En France, on estime que le syndrome de fatigue chronique touche environ 250 000 personnes, dont une majorité de femmes. Cette prévalence met en évidence la nécessité de former davantage les professionnels, d’améliorer le repérage précoce et d’organiser des parcours de soin adaptés, incluant la rééducation, la gestion de la douleur et le soutien psychologique.

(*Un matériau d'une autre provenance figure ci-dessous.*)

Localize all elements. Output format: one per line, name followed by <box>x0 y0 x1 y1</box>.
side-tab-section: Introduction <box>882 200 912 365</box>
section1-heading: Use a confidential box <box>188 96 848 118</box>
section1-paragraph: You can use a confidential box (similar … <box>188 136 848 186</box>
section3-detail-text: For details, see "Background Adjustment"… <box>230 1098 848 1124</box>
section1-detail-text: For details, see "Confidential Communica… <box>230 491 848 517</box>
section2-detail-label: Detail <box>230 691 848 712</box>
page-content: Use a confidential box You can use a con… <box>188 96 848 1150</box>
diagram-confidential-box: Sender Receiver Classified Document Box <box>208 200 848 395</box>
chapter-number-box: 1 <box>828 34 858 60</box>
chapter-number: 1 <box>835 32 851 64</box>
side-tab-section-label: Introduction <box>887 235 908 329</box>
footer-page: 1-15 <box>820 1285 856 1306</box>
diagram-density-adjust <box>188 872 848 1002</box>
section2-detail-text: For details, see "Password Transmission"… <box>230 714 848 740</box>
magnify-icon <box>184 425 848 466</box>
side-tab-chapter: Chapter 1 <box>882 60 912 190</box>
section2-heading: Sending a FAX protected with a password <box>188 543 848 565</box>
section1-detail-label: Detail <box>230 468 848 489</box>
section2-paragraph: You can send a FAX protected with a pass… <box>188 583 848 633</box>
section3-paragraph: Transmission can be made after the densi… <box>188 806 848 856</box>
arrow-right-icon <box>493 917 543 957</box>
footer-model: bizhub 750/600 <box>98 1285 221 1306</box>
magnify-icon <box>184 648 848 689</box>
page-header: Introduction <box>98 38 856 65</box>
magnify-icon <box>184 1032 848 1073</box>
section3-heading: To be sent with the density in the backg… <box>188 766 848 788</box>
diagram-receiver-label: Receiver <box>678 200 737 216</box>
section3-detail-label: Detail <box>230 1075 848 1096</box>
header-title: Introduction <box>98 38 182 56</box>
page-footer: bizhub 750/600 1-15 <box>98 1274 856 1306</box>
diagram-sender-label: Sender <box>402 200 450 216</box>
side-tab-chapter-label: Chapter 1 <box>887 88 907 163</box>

Aspects éthiques et juridiques autour de l’aide à mourir

Le récit de ce jeune Autrichien intervient alors que le sujet de la création d’un droit à l’aide à mourir est à nouveau débattu dans plusieurs parlements, dont l’Assemblée nationale en France. Le débat oppose des arguments éthiques, médicaux et sociétaux :

  • les partisans estiment qu’un encadrement légal permettrait de donner une réponse humaine et encadrée à des souffrances insoutenables ;
  • les opposants craignent une banalisation du recours à la mort assistée, des risques de pression sur les personnes vulnérables, et soulignent l’importance d’investir d’abord dans la prévention, les soins palliatifs et les services de soutien.

Pour les personnes atteintes d’EM/SFC, la question est double : existe-t-il des alternatives médicales et sociales suffisantes pour leur garantir une vie digne ? Et, si la souffrance est jugée insoutenable, quel cadre éthique et juridique doit encadrer une demande d’aide à mourir ?

Que peut-on améliorer ?

Plusieurs pistes sont régulièrement mises en avant par les professionnels et associations :

  1. Renforcer la recherche pour mieux comprendre les mécanismes biologiques de l’EM/SFC et développer des traitements ciblés ;
  2. Former les médecins de première ligne et les spécialistes pour améliorer le diagnostic et éviter les délais et erreurs de prise en charge ;
  3. Créer des centres pluridisciplinaires régionaux capables d’offrir un suivi médical, rééducatif et psychologique coordonné ;
  4. Développer des dispositifs d’écoute et d’accompagnement social pour réduire l’isolement et l’épuisement des patients et de leurs proches ;
  5. Intensifier l’information publique pour réduire la stigmatisation et reconnaître la réalité de ces pathologies.

Le rôle des proches et des associations

Le soutien familial et associatif apparaît souvent déterminant pour les patients atteints d’affections chroniques. Les associations de patients jouent un rôle-clé pour promouvoir la recherche, informer et offrir des réseaux d’entraide. Elles peuvent aussi accompagner les démarches administratives et militantes pour une meilleure reconnaissance médicale et sociale.

Enjeux de santé publique

Au-delà du cas individuel, cet événement interroge les systèmes de santé sur leur capacité à répondre aux besoins d’une population de patients chroniques souvent jeunes et actifs. L’absence de réponses adaptées peut conduire à des situations de désespoir où certaines personnes envisagent des solutions extrêmes.

Améliorer la détection, le suivi et l’accompagnement de ces patients est donc une priorité de santé publique, impliquant recherche, formation, organisation des soins et politiques sociales.

Un appel à la vigilance et à l’humanité

La disparition de ce jeune homme rappelle l’urgence d’une approche plus attentive et coordonnée face aux maladies chroniques invalidantes. Les questions soulevées sont complexes et ne se résument pas à un choix individuel : elles concernent la façon dont nos sociétés prennent en charge la douleur, l’épuisement et la détresse lorsqu’elles frappent des personnes jeunes.

Face à la souffrance, l’objectif des pouvoirs publics et des professionnels doit être d’offrir des alternatives tangibles, une prise en charge renforcée et un accompagnement humain, afin que des vies ne soient pas brisées faute de réponses adaptées.

Si vous ou une personne de votre entourage traversez une crise, pensez à contacter les services d’urgence ou les lignes d’écoute locales disponibles dans votre pays. Chercher de l’aide est une démarche importante et nécessaire.